Background

Congenital athymia (CA), a T cell immunodeficiency due to absent thymus development during embryogenesis, results in profound T cell lymphopenia and defective self-tolerance unless treated with cultured tissue thymus implantation (CTTI). Prior to national newborn screening (NBS) for T cell deficiency, the majority of infants with CA died by 3 years of age. There has not been an assessment of CA clinical outcomes since NBS implementation.

Methods

Duke is the only center in the United States performing CTTI. Prior to 2021 FDA approval of Rethymic®, there was a hiatus in CTTI. This single-center retrospective analysis of infants referred to Duke between 2018 and 2022 assessed survival and incidence of infectious and autoimmune outcomes prior to CTTI. Inclusion criteria included an abnormal NBS, T cell negative, B cell and NK cell positive lymphocyte enumeration, and naïve T counts <50 cells/µL. Data were collected from review of referral information and the EMR. Data were stored in a secure REDCap® database with data transfer through protected analytics computing.

Results

Sixty-three infants were eligible. 22q11.2 deletion syndrome was most common (36%), followed by maternal diabetes (24%), CHARGE syndrome (24%), PAX1 (5%), TBX1 (5%), TP63 (1.5%), or EXTL3 (1.5%).
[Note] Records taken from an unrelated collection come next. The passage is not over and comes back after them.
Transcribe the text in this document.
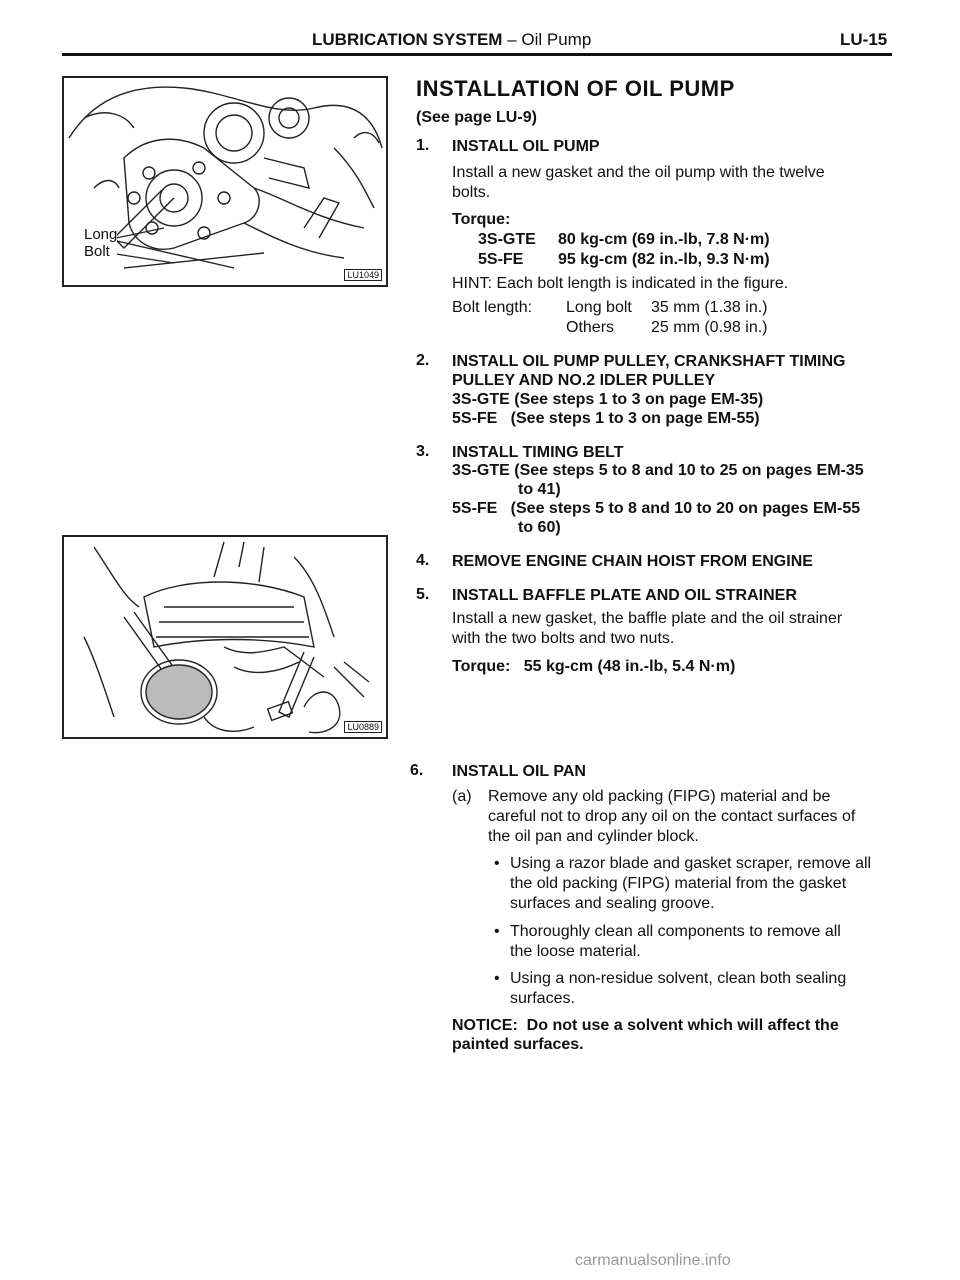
LUBRICATION SYSTEM – Oil Pump	LU-15
Long
Bolt
LU1049
LU0889
INSTALLATION OF OIL PUMP
(See page LU-9)
1. INSTALL OIL PUMP
Install a new gasket and the oil pump with the twelve
bolts.
Torque:
3S-GTE 80 kg-cm (69 in.-lb, 7.8 N·m)
5S-FE 95 kg-cm (82 in.-lb, 9.3 N·m)
HINT: Each bolt length is indicated in the figure.
Bolt length: Long bolt 35 mm (1.38 in.)
Others 25 mm (0.98 in.)
2. INSTALL OIL PUMP PULLEY, CRANKSHAFT TIMING
PULLEY AND NO.2 IDLER PULLEY
3S-GTE (See steps 1 to 3 on page EM-35)
5S-FE   (See steps 1 to 3 on page EM-55)
3. INSTALL TIMING BELT
3S-GTE (See steps 5 to 8 and 10 to 25 on pages EM-35
to 41)
5S-FE   (See steps 5 to 8 and 10 to 20 on pages EM-55
to 60)
4. REMOVE ENGINE CHAIN HOIST FROM ENGINE
5. INSTALL BAFFLE PLATE AND OIL STRAINER
Install a new gasket, the baffle plate and the oil strainer
with the two bolts and two nuts.
Torque:   55 kg-cm (48 in.-lb, 5.4 N·m)
6. INSTALL OIL PAN
(a) Remove any old packing (FIPG) material and be
careful not to drop any oil on the contact surfaces of
the oil pan and cylinder block.
• Using a razor blade and gasket scraper, remove all
the old packing (FIPG) material from the gasket
surfaces and sealing groove.
• Thoroughly clean all components to remove all
the loose material.
• Using a non-residue solvent, clean both sealing
surfaces.
NOTICE:  Do not use a solvent which will affect the
painted surfaces.
carmanualsonline.info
Disrupted pharyngeal arch syndromic features were evident in 93% of cases. Autoimmunity was the most prevalent comorbidity (51%), including thyroid disease, autoimmune cytopenia, and/or autologous GVHD, defined as rash, lymphadenopathy, and/or eosinophilia. Median day of life (DOL) onset for autoimmunity was 127 (min-max 9-1468). Despite prophylaxis for most infants, infections were common with SARS-CoV-2 (17%), adenovirus (10%), HHV-6 (8%), norovirus (8%), EBV (5%), CMV (3%), Mycobacterium avium (5%), and Pneumocystis (5%). Clinical outcomes included: 36 (57%) successfully received CTTI at median DOL 965, 6 (9.5%) experienced spontaneous T cell reconstitution (naïve T cells >100 cells/mm3 by median DOL 1359 (1214-2284), and 20 (32%) died at median DOL 362 (71-2068).

Conclusion

Despite early diagnosis and prophylaxis, mortality remains high in CA without CTTI. Prior to definitive therapy, the risk of autoimmunity and community-acquired infection remains high. Spontaneous T cell recovery occurs in <10% of CA. Taken together, early implementation of CTTI with appropriate isolation and prophylaxis is the optimal management of CA.